One of the best songs of all time, as far as I'm concerned, is REM's Strange Currencies. I come back to it often when I want to write, or just sit with that fruitful yet difficult burden that is loss. I find it relatable, as a human being, and inspiring as an artist, the great beauty that can come from something terrible, not so much in terms of creative output, but within the limits of survival.
I think, sometimes, if you succeed in channeling all the worst things that happen to you into art, you stand a chance of surviving.
And that's nothing short of awe-inspiring.
When I was a kid, I thought this was one of the saddest songs on Earth. I still do, together with a couple of others that come to mind, including Nick Cave's entire Ghosteen album. It is, at the same time, a similar yet vastly different kind of love and loss.
Strange Currencies (like the entire "Monster" album) is dedicated to the memory of River Phoenix, the amazingly talented older brother of Joaquin Phoenix, who overdosed at a young age (23, if my memory serves), back in the early 90s. The song is about him. Entirely. Completely. It is about Michael Stipe's grief as a friend (and, I believe, as someone who was enamoured with River) over failing to save River from his own demons.
Except you don't get to save people, of course, not really. It's an illusion we persist in, to maintain some semblance of control. And when somebody succumbs to the worst parts of their psyche, it is not on you. You shouldn't feel guilty for not holding enough strength for two people. It is simply not how we are designed.

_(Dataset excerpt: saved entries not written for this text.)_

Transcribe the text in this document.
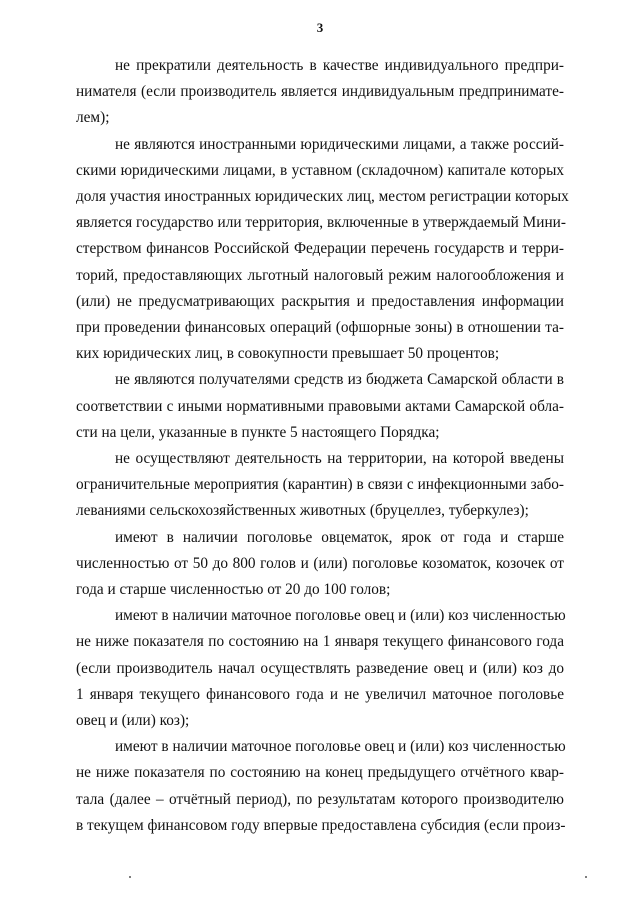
3
не прекратили деятельность в качестве индивидуального предпри-
нимателя (если производитель является индивидуальным предпринимате-
лем);
не являются иностранными юридическими лицами, а также россий-
скими юридическими лицами, в уставном (складочном) капитале которых
доля участия иностранных юридических лиц, местом регистрации которых
является государство или территория, включенные в утверждаемый Мини-
стерством финансов Российской Федерации перечень государств и терри-
торий, предоставляющих льготный налоговый режим налогообложения и
(или) не предусматривающих раскрытия и предоставления информации
при проведении финансовых операций (офшорные зоны) в отношении та-
ких юридических лиц, в совокупности превышает 50 процентов;
не являются получателями средств из бюджета Самарской области в
соответствии с иными нормативными правовыми актами Самарской обла-
сти на цели, указанные в пункте 5 настоящего Порядка;
не осуществляют деятельность на территории, на которой введены
ограничительные мероприятия (карантин) в связи с инфекционными забо-
леваниями сельскохозяйственных животных (бруцеллез, туберкулез);
имеют в наличии поголовье овцематок, ярок от года и старше
численностью от 50 до 800 голов и (или) поголовье козоматок, козочек от
года и старше численностью от 20 до 100 голов;
имеют в наличии маточное поголовье овец и (или) коз численностью
не ниже показателя по состоянию на 1 января текущего финансового года
(если производитель начал осуществлять разведение овец и (или) коз до
1 января текущего финансового года и не увеличил маточное поголовье
овец и (или) коз);
имеют в наличии маточное поголовье овец и (или) коз численностью
не ниже показателя по состоянию на конец предыдущего отчётного квар-
тала (далее – отчётный период), по результатам которого производителю
в текущем финансовом году впервые предоставлена субсидия (если произ-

Despite a copious appreciation for music, I don't know of many songs that capture what it is to fall in love with somebody, as well as this one does,
And I don't know what you mean to me
But I want to turn you on, turn you up, figure you out
I wanna take you on
There's something more than a mere "I love you" here. It's saying "you make me think I can be brave enough to face the worst things you hide inside yourself". That despite the above assertion, love makes us feel we are, in fact, strong enough for two.
I wanna take you on. It's not I want to spend the night with you, and it's not I think you're swell. It's I think I can love you, still, when you aren't. And that's a more encompasing definition of love than what most media serves us with.

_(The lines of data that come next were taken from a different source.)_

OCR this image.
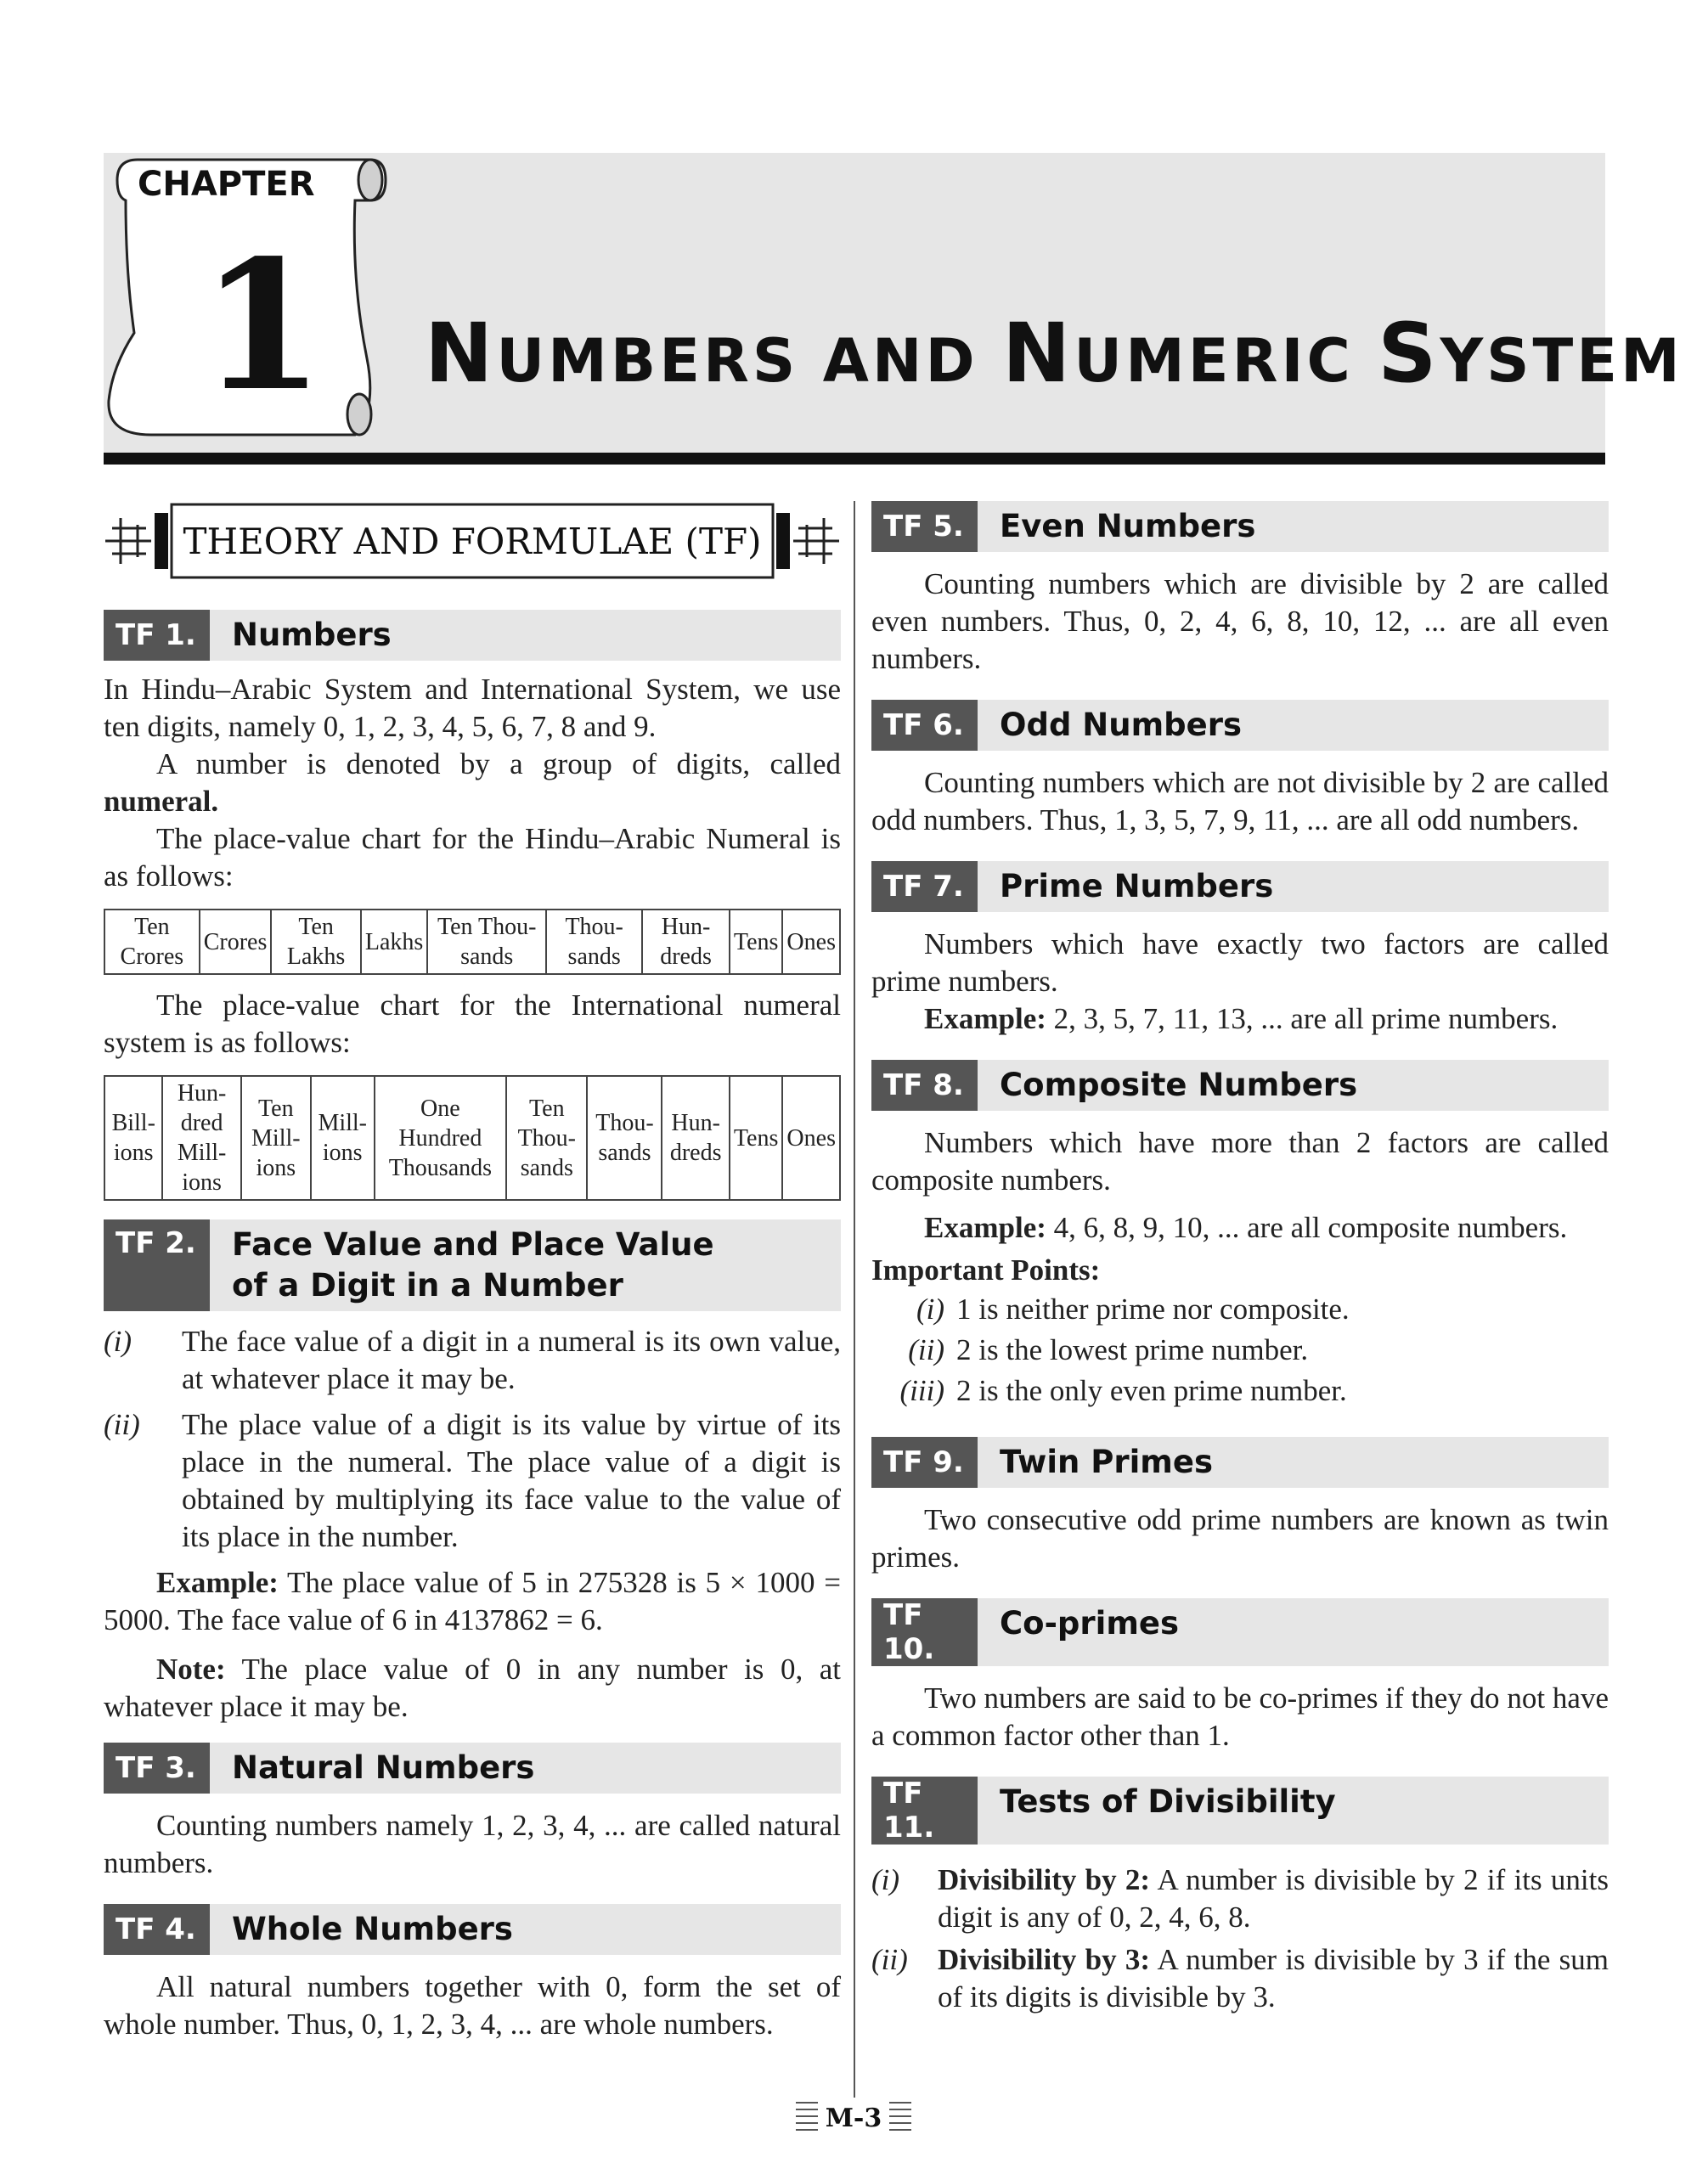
CHAPTER
1 NUMBERS AND NUMERIC SYSTEM
THEORY AND FORMULAE (TF)
TF 1.	Numbers

In Hindu–Arabic System and International System, we use ten digits, namely 0, 1, 2, 3, 4, 5, 6, 7, 8 and 9.

A number is denoted by a group of digits, called numeral.

The place-value chart for the Hindu–Arabic Numeral is as follows:

Ten Crores	Crores	Ten Lakhs	Lakhs	Ten Thou-sands	Thou-sands	Hun-dreds	Tens	Ones

The place-value chart for the International numeral system is as follows:

Bill-ions	Hun-dred Mill-ions	Ten Mill-ions	Mill-ions	One Hundred Thousands	Ten Thou-sands	Thou-sands	Hun-dreds	Tens	Ones
TF 2.	Face Value and Place Value of a Digit in a Number
(i)	The face value of a digit in a numeral is its own value, at whatever place it may be.
(ii)	The place value of a digit is its value by virtue of its place in the numeral. The place value of a digit is obtained by multiplying its face value to the value of its place in the number.

Example: The place value of 5 in 275328 is 5 × 1000 = 5000. The face value of 6 in 4137862 = 6.

Note: The place value of 0 in any number is 0, at whatever place it may be.

TF 3.	Natural Numbers

Counting numbers namely 1, 2, 3, 4, ... are called natural numbers.

TF 4.	Whole Numbers

All natural numbers together with 0, form the set of whole number. Thus, 0, 1, 2, 3, 4, ... are whole numbers.

TF 5.	Even Numbers

Counting numbers which are divisible by 2 are called even numbers. Thus, 0, 2, 4, 6, 8, 10, 12, ... are all even numbers.

TF 6.	Odd Numbers

Counting numbers which are not divisible by 2 are called odd numbers. Thus, 1, 3, 5, 7, 9, 11, ... are all odd numbers.

TF 7.	Prime Numbers

Numbers which have exactly two factors are called prime numbers.

Example: 2, 3, 5, 7, 11, 13, ... are all prime numbers.

TF 8.	Composite Numbers

Numbers which have more than 2 factors are called composite numbers.

Example: 4, 6, 8, 9, 10, ... are all composite numbers.

Important Points:

(i) 1 is neither prime nor composite.
(ii) 2 is the lowest prime number.
(iii) 2 is the only even prime number.
TF 9.	Twin Primes

Two consecutive odd prime numbers are known as twin primes.

TF 10.
Co-primes

Two numbers are said to be co-primes if they do not have a common factor other than 1.

TF 11.
Tests of Divisibility
(i)	Divisibility by 2: A number is divisible by 2 if its units digit is any of 0, 2, 4, 6, 8.
(ii)	Divisibility by 3: A number is divisible by 3 if the sum of its digits is divisible by 3.
M-3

The song also captures what it is to lose someone in a great way.
These words, "You will be mine"
These words –
They haunt me, hunt me down, catch in my throat, make me pray
Say, "Love's confined to Earth"
It's the fear that haunts many survivors and that comes with its own, by no means small, guilt. If I had loved you, I should've done something while you were still on Earth. It's saying, if you love somebody, be ready to get your hands dirty and to fall.

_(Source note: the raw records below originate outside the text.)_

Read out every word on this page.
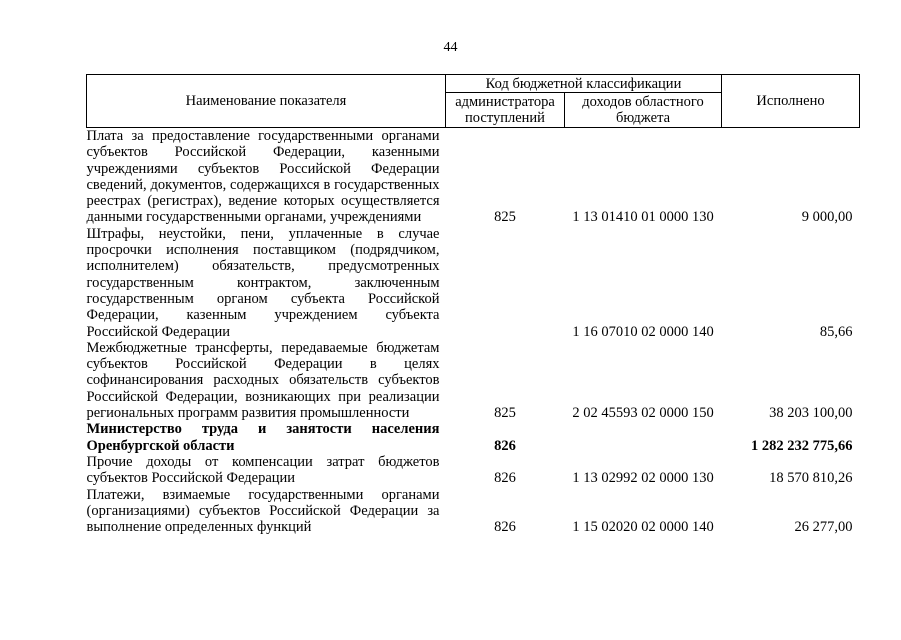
44
Наименование показателя	Код бюджетной классификации		Исполнено
	администратора поступлений	доходов областного бюджета	
Плата за предоставление государственными органами субъектов Российской Федерации, казенными учреждениями субъектов Российской Федерации сведений, документов, содержащихся в государственных реестрах (регистрах), ведение которых осуществляется данными государственными органами, учреждениями	825	1 13 01410 01 0000 130	9 000,00
Штрафы, неустойки, пени, уплаченные в случае просрочки исполнения поставщиком (подрядчиком, исполнителем) обязательств, предусмотренных государственным контрактом, заключенным государственным органом субъекта Российской Федерации, казенным учреждением субъекта Российской Федерации		1 16 07010 02 0000 140	85,66
Межбюджетные трансферты, передаваемые бюджетам субъектов Российской Федерации в целях софинансирования расходных обязательств субъектов Российской Федерации, возникающих при реализации региональных программ развития промышленности	825	2 02 45593 02 0000 150	38 203 100,00
Министерство труда и занятости населения Оренбургской области	826		1 282 232 775,66
Прочие доходы от компенсации затрат бюджетов субъектов Российской Федерации	826	1 13 02992 02 0000 130	18 570 810,26
Платежи, взимаемые государственными органами (организациями) субъектов Российской Федерации за выполнение определенных функций	826	1 15 02020 02 0000 140	26 277,00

Strange Currencies is one of the two songs Stipe sang about River Phoenix, the other one being E-Bow the Letter with Patti Smith.
(imagine being there...)
Allegedly, this one's actually made up, at least in part, from an actual letter Stipe wrote for River Phoenix, as a sort of appeal against Phoenix's drug use. It's the popular trope of a letter never sent, but manages to once more capture strange and unusual definitions of what love might truly be.
Will you live to 83?
Will you ever welcome me? [...]
I would lick your feet, but is that the sickest move?
I wear my own crown of sadness and sorrow
And who'd have thought tomorrow would be so strange?
I would lick your feet, but is that the sickest move? It's not easy, putting into words the helplessness of watching someone you love fading away. Yet Stipe does is tragically, perfectly.
I thought about using "Let Me In" as my third pick for this #threetunetuesday, a song Stipe wrote in memory of another fantastic talent gone too soon, but I've never resonated with it as much. So instead, I'm going with a different song about a different kind of loss.
The loss of potentiality. An absence of what could've been.
Whether you look at the song as being about 9/11, as some do, or about it being more simply about a break-up, as I do, the song has its own brand of haunting.
You might have laughed if I told you
You might have hidden a frown
You might have succeeded in changing me
I might have been turned around
It's easier to leave than to be left behind
Leaving was never my proud
As someone who's always found it easier to vanish into the mist than stay, this is another song I've come back to, often, over the years.
I saw the light fading out...
I listen to this one often, while putting on my hat and my coat.
I might've lived my life in a dream, but I swear it, this is real
Except it never really is. A lack of courage burrows into the soul, and dogs your footsteps, as you go through life. Love remains more a series of false starts than something flesh and bone.